To fling my arms wide
In some place of the sun,
To whirl and to dance
Till the white day is done.
Then rest at cool evening
Beneath a tall tree
While night comes on gently,
Dark like me-
That is my dream!

To fling my arms wide
In the face of the sun,
Dance! Whirl! Whirl!
Till the quick day is done.
Rest at pale evening...
A tall, slim tree...
Night coming tenderly
Black like me.

Sunday, October 02, 2011

The Challenge of Being a Christian

This post was going around Facebook the other day, esp. among the more liberal-types.


After I posted it, a friend commented - or rather questioned - how much Colbert, a well-paid entertainer/comedian - gives to the poor?

A very good question. One I believe any and all Christians who have the means (which means many, many in America) need to answer regularly as part of their spiritual inventory.

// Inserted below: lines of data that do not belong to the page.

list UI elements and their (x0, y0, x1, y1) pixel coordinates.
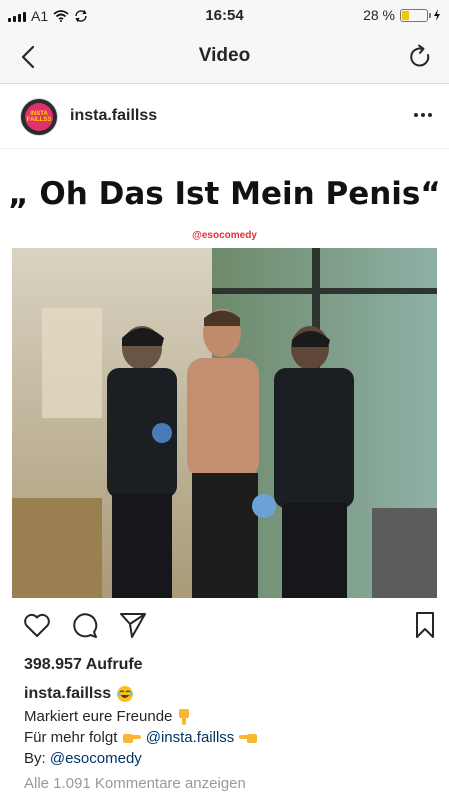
caption-username: insta.faillss (24, 685, 134, 703)
more-options-icon[interactable] (411, 105, 435, 125)
caption-line-2: Für mehr folgt @insta.faillss (24, 729, 258, 746)
share-send-icon[interactable] (118, 610, 148, 640)
battery-level (402, 10, 409, 20)
view-all-comments-link[interactable]: Alle 1.091 Kommentare anzeigen (24, 775, 246, 792)
pointing-down-emoji-icon (178, 709, 189, 726)
post-actions (0, 608, 449, 644)
charging-icon (434, 9, 440, 21)
bookmark-icon[interactable] (410, 610, 440, 640)
caption-text-2: Für mehr folgt (24, 729, 118, 746)
video-overlay-title: „ Oh Das Ist Mein Penis“ (8, 176, 441, 212)
pointing-right-emoji-icon (122, 734, 141, 744)
video-post[interactable]: „ Oh Das Ist Mein Penis“ @esocomedy (0, 150, 449, 602)
caption-text-3: By: (24, 750, 46, 767)
comment-icon[interactable] (70, 610, 100, 640)
video-still (12, 248, 437, 598)
status-right: 28 % (363, 7, 441, 23)
caption-line-1: Markiert eure Freunde (24, 708, 191, 726)
refresh-icon[interactable] (405, 42, 435, 72)
mention-link-insta-faillss[interactable]: @insta.faillss (146, 729, 235, 746)
post-header: INSTA FAILLSS insta.faillss (0, 85, 449, 149)
view-count[interactable]: 398.957 Aufrufe (24, 656, 143, 674)
battery-percent: 28 % (363, 7, 395, 23)
nav-bar: Video (0, 30, 449, 84)
caption-text-1: Markiert eure Freunde (24, 708, 173, 725)
page-title: Video (198, 45, 251, 66)
caption-username-link[interactable]: insta.faillss (24, 685, 111, 702)
video-frame[interactable] (12, 248, 437, 598)
laughing-emoji-icon (116, 686, 133, 702)
pointing-left-emoji-icon (239, 734, 258, 744)
caption-line-3: By: @esocomedy (24, 750, 142, 767)
battery-icon (400, 8, 431, 22)
avatar[interactable]: INSTA FAILLSS (20, 98, 58, 136)
video-watermark-handle: @esocomedy (192, 230, 257, 241)
like-heart-icon[interactable] (22, 610, 52, 640)
mention-link-esocomedy[interactable]: @esocomedy (50, 750, 142, 767)
avatar-logo-text: INSTA FAILLSS (26, 111, 52, 123)
post-username[interactable]: insta.faillss (70, 107, 157, 125)
status-bar: A1 16:54 28 % (0, 0, 449, 30)
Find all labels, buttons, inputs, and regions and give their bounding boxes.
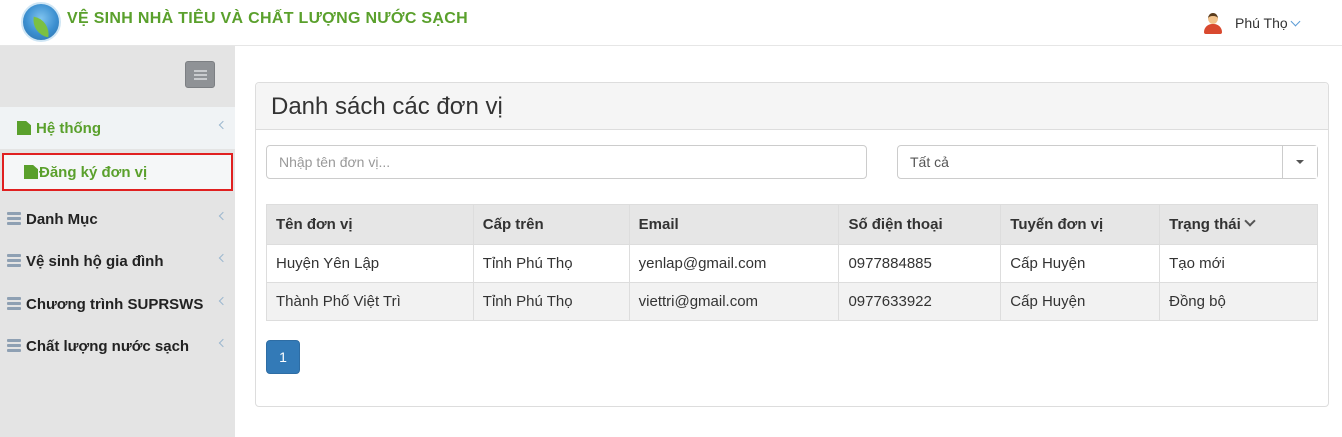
sidebar-item-label: Hệ thống [36, 119, 101, 137]
table-header-row: Tên đơn vị Cấp trên Email Số điện thoại … [266, 204, 1318, 245]
database-icon [7, 339, 21, 353]
sort-down-icon[interactable] [1244, 215, 1256, 227]
table-cell: viettri@gmail.com [628, 282, 840, 321]
pagination-page-button[interactable]: 1 [266, 340, 300, 374]
table-cell: Tạo mới [1159, 244, 1318, 283]
list-icon [7, 212, 21, 226]
logo[interactable] [21, 2, 61, 42]
user-name: Phú Thọ [1235, 15, 1288, 31]
dropdown-toggle-button[interactable] [1282, 146, 1317, 178]
sidebar-item-dang-ky-don-vi[interactable]: Đăng ký đơn vị [2, 153, 233, 191]
database-icon [7, 254, 21, 268]
sidebar-toggle-button[interactable] [185, 61, 215, 88]
caret-down-icon [1296, 160, 1304, 164]
table-cell: Tỉnh Phú Thọ [472, 282, 630, 321]
user-menu[interactable]: Phú Thọ [1203, 12, 1301, 34]
page-title: Danh sách các đơn vị [271, 93, 503, 120]
units-table: Tên đơn vị Cấp trên Email Số điện thoại … [266, 204, 1318, 321]
chevron-left-icon [218, 253, 228, 263]
sidebar: Hệ thống Đăng ký đơn vị Danh Mục Vệ sinh… [0, 46, 235, 437]
sidebar-item-he-thong[interactable]: Hệ thống [0, 107, 235, 149]
units-panel: Danh sách các đơn vị Tất cả Tên đơn vị C… [255, 82, 1329, 407]
app-title: VỆ SINH NHÀ TIÊU VÀ CHẤT LƯỢNG NƯỚC SẠCH [67, 10, 468, 27]
column-header[interactable]: Cấp trên [472, 204, 630, 245]
chevron-down-icon [1290, 16, 1301, 26]
table-cell: Tỉnh Phú Thọ [472, 244, 630, 283]
table-cell: Cấp Huyện [1000, 244, 1161, 283]
chevron-left-icon [218, 296, 228, 306]
sidebar-item-label: Vệ sinh hộ gia đình [26, 252, 164, 270]
search-input[interactable] [266, 145, 867, 179]
filter-selected-value: Tất cả [910, 154, 949, 170]
column-header[interactable]: Email [628, 204, 840, 245]
top-bar: VỆ SINH NHÀ TIÊU VÀ CHẤT LƯỢNG NƯỚC SẠCH… [0, 0, 1342, 46]
chevron-left-icon [218, 120, 228, 130]
sidebar-item-danh-muc[interactable]: Danh Mục [0, 198, 235, 240]
table-cell: Cấp Huyện [1000, 282, 1161, 321]
user-avatar-icon [1203, 12, 1223, 34]
sidebar-item-ve-sinh-ho-gia-dinh[interactable]: Vệ sinh hộ gia đình [0, 240, 235, 282]
table-row[interactable]: Huyện Yên Lập Tỉnh Phú Thọ yenlap@gmail.… [266, 244, 1318, 283]
panel-header: Danh sách các đơn vị [256, 83, 1328, 130]
sidebar-item-label: Danh Mục [26, 210, 98, 228]
table-cell: Huyện Yên Lập [266, 244, 474, 283]
file-icon [17, 121, 31, 135]
sidebar-item-label: Chương trình SUPRSWS [26, 295, 204, 313]
database-icon [7, 297, 21, 311]
table-cell: 0977884885 [838, 244, 1002, 283]
sidebar-item-chat-luong-nuoc-sach[interactable]: Chất lượng nước sạch [0, 325, 235, 367]
sidebar-item-label: Đăng ký đơn vị [39, 163, 148, 181]
table-cell: Thành Phố Việt Trì [266, 282, 474, 321]
table-cell: Đồng bộ [1159, 282, 1318, 321]
table-cell: 0977633922 [838, 282, 1002, 321]
column-header[interactable]: Tuyến đơn vị [1000, 204, 1161, 245]
column-header[interactable]: Số điện thoại [838, 204, 1002, 245]
file-icon [24, 165, 38, 179]
sidebar-item-label: Chất lượng nước sạch [26, 337, 190, 355]
status-filter-select[interactable]: Tất cả [897, 145, 1318, 179]
chevron-left-icon [218, 211, 228, 221]
sidebar-item-chuong-trinh-suprsws[interactable]: Chương trình SUPRSWS [0, 283, 235, 325]
column-header-status[interactable]: Trạng thái [1159, 204, 1318, 245]
table-row[interactable]: Thành Phố Việt Trì Tỉnh Phú Thọ viettri@… [266, 282, 1318, 321]
table-cell: yenlap@gmail.com [628, 244, 840, 283]
chevron-left-icon [218, 338, 228, 348]
column-header[interactable]: Tên đơn vị [266, 204, 474, 245]
column-header-label: Trạng thái [1169, 216, 1241, 233]
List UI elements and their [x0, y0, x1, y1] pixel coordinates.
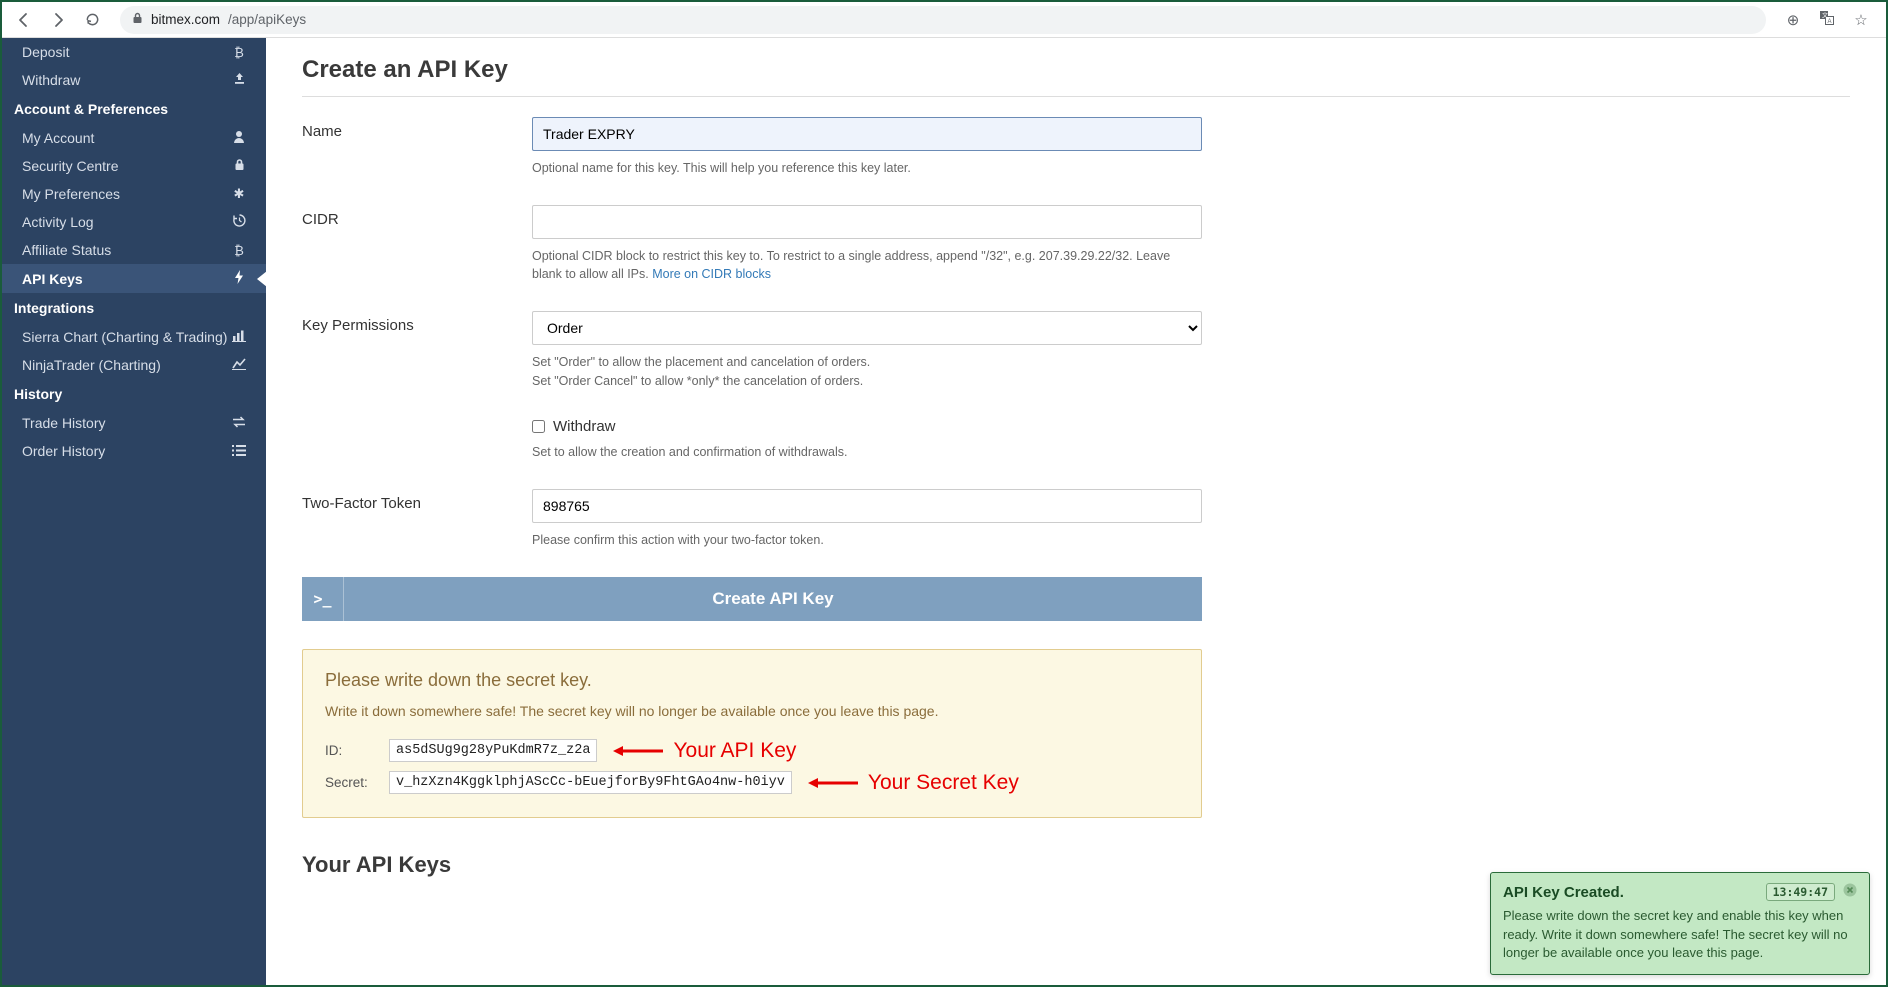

Facing that question may be, just as it was in Jesus' day, the most foundational question of our faith.

I wish I could say I do better.

  • Lord, I believe.  Help my unbelief!

Saturday, October 01, 2011

A 50-Year Memory: A Record Broken

October 1 – Baseball player Roger Maris of the New York Yankees hits his 61st home run in the last game of the season, against the Boston Red Sox, beating the 34-year-old record held by Babe Ruth.